HOLLYWOOD : Residents Decry Chain-Saw Massacre

Share
SPECIAL TO THE TIMES

Paul Zollo knows what sweeping government authority sounds like. It’s the noise a chain saw makes as it chews through a ficus tree on Hollywood Boulevard.

Zollo and other Hollywood residents expressed outrage last week when Los Angeles County Metropolitan Transit Authority workers chopped down 31 large ficus trees near Hollywood and Vine as part of a project to build a Metro Rail subway stop. That the transit agency gave residents less than 24 hours’ notice, he said, was the unkindest cut of all.

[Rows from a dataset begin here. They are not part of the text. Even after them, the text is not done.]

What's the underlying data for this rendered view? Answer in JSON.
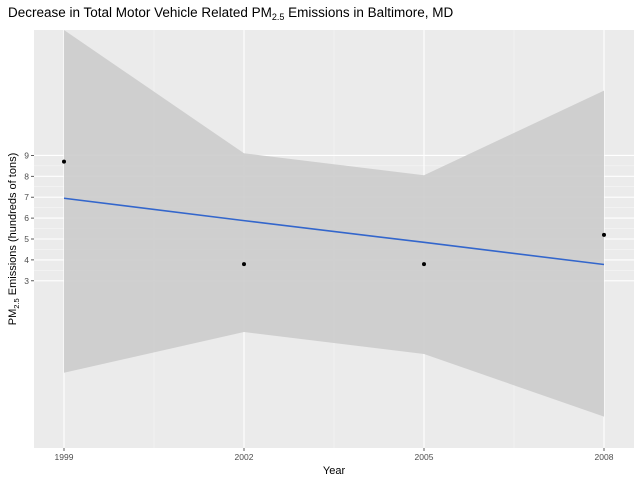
{
  "chart_data": {
    "type": "scatter",
    "title_main": "Decrease in Total Motor Vehicle Related PM",
    "title_sub": "2.5",
    "title_tail": " Emissions in Baltimore, MD",
    "xlabel": "Year",
    "ylabel_main": "PM",
    "ylabel_sub": "2.5",
    "ylabel_tail": " Emissions (hundreds of tons)",
    "x_ticks": [
      "1999",
      "2002",
      "2005",
      "2008"
    ],
    "y_ticks": [
      "3",
      "4",
      "5",
      "6",
      "7",
      "8",
      "9"
    ],
    "xlim": [
      1998.5,
      2008.5
    ],
    "ylim": [
      -5.0,
      15.0
    ],
    "points": [
      {
        "x": 1999,
        "y": 8.7
      },
      {
        "x": 2002,
        "y": 3.8
      },
      {
        "x": 2005,
        "y": 3.8
      },
      {
        "x": 2008,
        "y": 5.2
      }
    ],
    "trend": {
      "x": [
        1999,
        2002,
        2005,
        2008
      ],
      "y": [
        6.95,
        5.88,
        4.84,
        3.78
      ],
      "lower": [
        -1.4,
        0.55,
        -0.5,
        -3.5
      ],
      "upper": [
        15.0,
        9.1,
        8.05,
        12.1
      ]
    },
    "colors": {
      "panel": "#ebebeb",
      "grid_major": "#ffffff",
      "ribbon": "#cccccc",
      "line": "#3366cc",
      "point": "#000000"
    }
  }
}
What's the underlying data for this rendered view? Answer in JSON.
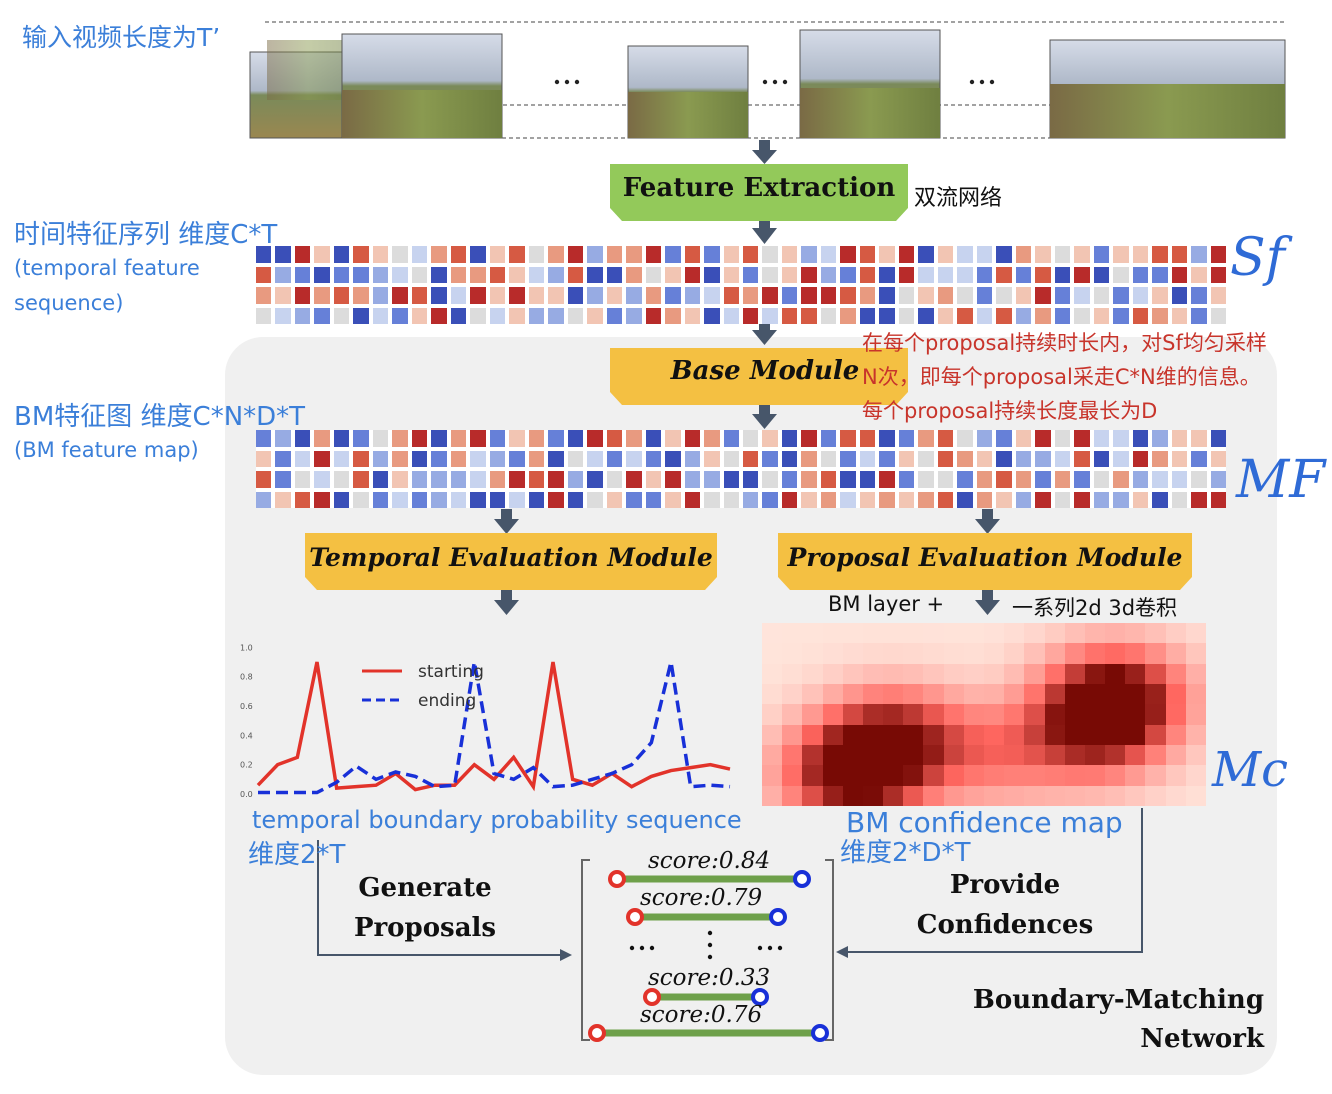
{
  "labels": {
    "input_video": "输入视频长度为T’",
    "two_stream": "双流网络",
    "temporal_seq_cn": "时间特征序列 维度C*T",
    "temporal_seq_en_1": "(temporal feature",
    "temporal_seq_en_2": "sequence)",
    "bm_map_cn": "BM特征图 维度C*N*D*T",
    "bm_map_en": "(BM feature map)",
    "sampling_note_1": "在每个proposal持续时长内，对Sf均匀采样",
    "sampling_note_2": "N次，即每个proposal采走C*N维的信息。",
    "sampling_note_3": "每个proposal持续长度最长为D",
    "bm_layer_left": "BM layer +",
    "bm_layer_right": "一系列2d 3d卷积",
    "tbps_en": "temporal boundary probability sequence",
    "tbps_dim": "维度2*T",
    "bmcm_en": "BM confidence map",
    "bmcm_dim": "维度2*D*T",
    "hand_sf": "Sf",
    "hand_mf": "MF",
    "hand_mc": "Mc"
  },
  "modules": {
    "feature_extraction": "Feature Extraction",
    "base_module": "Base Module",
    "tem": "Temporal Evaluation Module",
    "pem": "Proposal Evaluation Module"
  },
  "flow": {
    "generate_1": "Generate",
    "generate_2": "Proposals",
    "provide_1": "Provide",
    "provide_2": "Confidences",
    "network_1": "Boundary-Matching",
    "network_2": "Network",
    "ellipsis": "···"
  },
  "proposals": [
    "score:0.84",
    "score:0.79",
    "score:0.33",
    "score:0.76"
  ],
  "colors": {
    "green_module": "#93c95a",
    "yellow_module": "#f4c042",
    "arrow": "#47566a",
    "starting": "#e2332a",
    "ending": "#1830d8",
    "bar": "#6ea04a"
  },
  "chart_data": {
    "type": "line",
    "x": [
      0,
      1,
      2,
      3,
      4,
      5,
      6,
      7,
      8,
      9,
      10,
      11,
      12,
      13,
      14,
      15,
      16,
      17,
      18,
      19,
      20,
      21,
      22,
      23,
      24
    ],
    "series": [
      {
        "name": "starting",
        "values": [
          0.06,
          0.2,
          0.25,
          0.9,
          0.04,
          0.05,
          0.06,
          0.14,
          0.03,
          0.06,
          0.06,
          0.2,
          0.1,
          0.25,
          0.05,
          0.9,
          0.1,
          0.06,
          0.14,
          0.05,
          0.12,
          0.16,
          0.18,
          0.2,
          0.17
        ]
      },
      {
        "name": "ending",
        "values": [
          0.01,
          0.01,
          0.01,
          0.01,
          0.08,
          0.19,
          0.1,
          0.15,
          0.12,
          0.05,
          0.06,
          0.9,
          0.14,
          0.1,
          0.18,
          0.05,
          0.06,
          0.1,
          0.14,
          0.2,
          0.35,
          0.9,
          0.05,
          0.06,
          0.05
        ]
      }
    ],
    "yticks": [
      "0.0",
      "0.2",
      "0.4",
      "0.6",
      "0.8",
      "1.0"
    ],
    "ylim": [
      0,
      1.05
    ],
    "legend": "top-center",
    "grid": false
  }
}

“Trees are not like furniture,” said Zollo, a musician and journalist. “If they get in the way, you don’t just get rid of them.”

Advertisement

Los Angeles city officials said that because of special exemptions granted to MTA over two years ago, the transit agency was not required to hold public hearings over the tree removal. Nevertheless, Councilwoman member Jackie Goldberg plans to introduce a motion next week to curb the agency’s power to landscape without hearing from residents. In the coming months, construction work will begin on two more subway stations on the boulevard, at Highland and Western avenues.

“We knew (the trees) would be removed, but not chopped down,” said Veronica Gutierrez, an aide to Goldberg.

Steve Chesser, an MTA spokesman, said the agency discussed replanting the ficus trees in another location but rejected the idea because the roots were too extensive. He added that the agency would landscape the Hollywood-and-Vine area with Mexican fan palms and ficus trees at the subway stop’s scheduled 1998 opening.

The ficus fracas comes amid a larger struggle between city officials and Hollywood residents, some of whom have vigorously opposed both Metro Rail construction and longstanding government attempts to redevelop the neighborhood. Just last year, local activists bitterly complained when the Community Redevelopment Agency removed ficus trees along the boulevard as part of a beautification effort.

City officials could not immediately confirm the age of those ficus trees, but Bobbie Green, a superintendent for the Department of Public Works, said they have grown there for at least 30 years. He was unsure whether they had been originally planted by the city or residents, but noted that boulevard merchants pay the city to have the trees trimmed twice a year.

Under city laws, Green said, anyone wishing to remove a tree must obtain a permit, a process that involves inspections and public hearings and can take longer than 60 days. Yet the public works department agreed to exempt MTA from that requirement in January, 1992.

Advertisement

“We were just trying to cooperate with Metro Rail and expedite their (construction) requests,” Green said.

Zollo and other residents said they knew nothing of the exemption, and did not learn of the planned tree removal until May 16, the morning the cutting occurred, when MTA workers posted flyers dated the previous Friday. Chesser said public meetings had been held previously on the subject of tree removal but he could not immediately provide details.

“This just proves our point,” said longtime activist Robert Nudelman. MTA, he said, has “no interest in keeping people informed; they just want to do whatever they want, whenever they want.”

Gutierrez said that Goldberg, in her motion next week, will ask Public Works to rescind the MTA exemption in an effort to prevent tree removal at the Highland and Western avenues stops. In the meantime, Hollywood residents are left contemplating their newly denuded corner.

“These trees provided oxygen and shade,” said Zollo, “both of which Hollywood Boulevard desperately needs.”